Thanks for the LOP idea Dak. since the CWS was apparently gone, I was going to keep trying different scanners until LOP or something like it showed up

 

The next step was Spyware Doctor. (The trial version finds things but won't remove them.) It found three LOP versions, two other Trojan D/Loaders and a keylogger. The trojans and LOP were removed by manual editing of the Registry but the keylogger was a bastard.

 

The file was an exe in D:\Docs & Settings\ Admin\App Data\Microsoft\Installers. An unusual place as that is my win2k install and it isn't used for net access. My Primary install is 98 SE on C drive. Windows could not delete the file, although I could copy/paste to another folder. (Where the copied file could not be deleted) I couldn't delete the file after a "Safe Mode" boot. Nor could I delete the file from a DOS window or from a DOS mode boot. I tried Process Explorer to see if i could unhook the file and then delete it but it couldn't be found.

 

The next step was to copy the file and try to edit it with AXE just to bugger it up. This approach also failed.

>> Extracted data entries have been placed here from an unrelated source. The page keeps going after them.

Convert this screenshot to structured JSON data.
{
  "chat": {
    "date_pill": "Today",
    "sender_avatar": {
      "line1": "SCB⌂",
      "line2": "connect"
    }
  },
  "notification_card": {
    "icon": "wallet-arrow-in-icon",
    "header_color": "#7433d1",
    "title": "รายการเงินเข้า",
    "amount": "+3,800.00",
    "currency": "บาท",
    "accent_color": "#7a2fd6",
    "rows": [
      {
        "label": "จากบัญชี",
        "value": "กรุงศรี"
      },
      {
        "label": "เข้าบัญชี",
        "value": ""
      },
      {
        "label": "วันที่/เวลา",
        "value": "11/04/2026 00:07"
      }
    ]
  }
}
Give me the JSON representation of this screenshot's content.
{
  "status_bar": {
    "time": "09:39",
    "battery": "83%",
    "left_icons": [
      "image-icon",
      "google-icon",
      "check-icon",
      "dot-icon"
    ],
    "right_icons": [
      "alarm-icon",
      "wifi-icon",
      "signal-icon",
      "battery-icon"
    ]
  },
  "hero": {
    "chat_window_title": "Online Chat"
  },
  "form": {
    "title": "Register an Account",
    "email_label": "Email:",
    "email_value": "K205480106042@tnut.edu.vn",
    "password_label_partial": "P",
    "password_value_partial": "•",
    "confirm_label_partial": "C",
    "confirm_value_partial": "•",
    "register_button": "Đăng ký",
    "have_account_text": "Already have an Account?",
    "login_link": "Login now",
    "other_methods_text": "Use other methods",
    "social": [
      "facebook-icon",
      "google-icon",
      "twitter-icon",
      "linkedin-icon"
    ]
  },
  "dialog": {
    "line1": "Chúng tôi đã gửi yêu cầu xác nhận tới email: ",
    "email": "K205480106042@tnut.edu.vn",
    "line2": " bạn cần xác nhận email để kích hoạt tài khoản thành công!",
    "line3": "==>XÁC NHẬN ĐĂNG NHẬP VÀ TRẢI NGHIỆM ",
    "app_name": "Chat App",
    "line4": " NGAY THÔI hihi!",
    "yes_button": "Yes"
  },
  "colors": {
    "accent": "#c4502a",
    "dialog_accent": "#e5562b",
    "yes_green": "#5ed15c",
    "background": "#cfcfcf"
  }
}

As no process scan could find the exe as active, I've come to the conclusion that the exe wasn't actually active, but somehow contained within itself some code that makes windows think it's always active. Cute.

 

Then I found a little program called Move on Boot. This is a wonderfully simple program that should be in all spyware remover toolkits. It loads itself as the very first process and moves, renames or deletes the offending file before the target can be activated. Install the program, identify the file you want removed and reboot. *Poof* gone.

 

In all, I can thoroughly recommend Spyware Doctor as the best detection tool out there. It found things the others all missed. (And I'm a registered Spysweeper user) And everyone should add the essential Moveonboot to their toolkit.

 

May all malware writers be found and sent to a soviet Gulag reopened just for the occasion.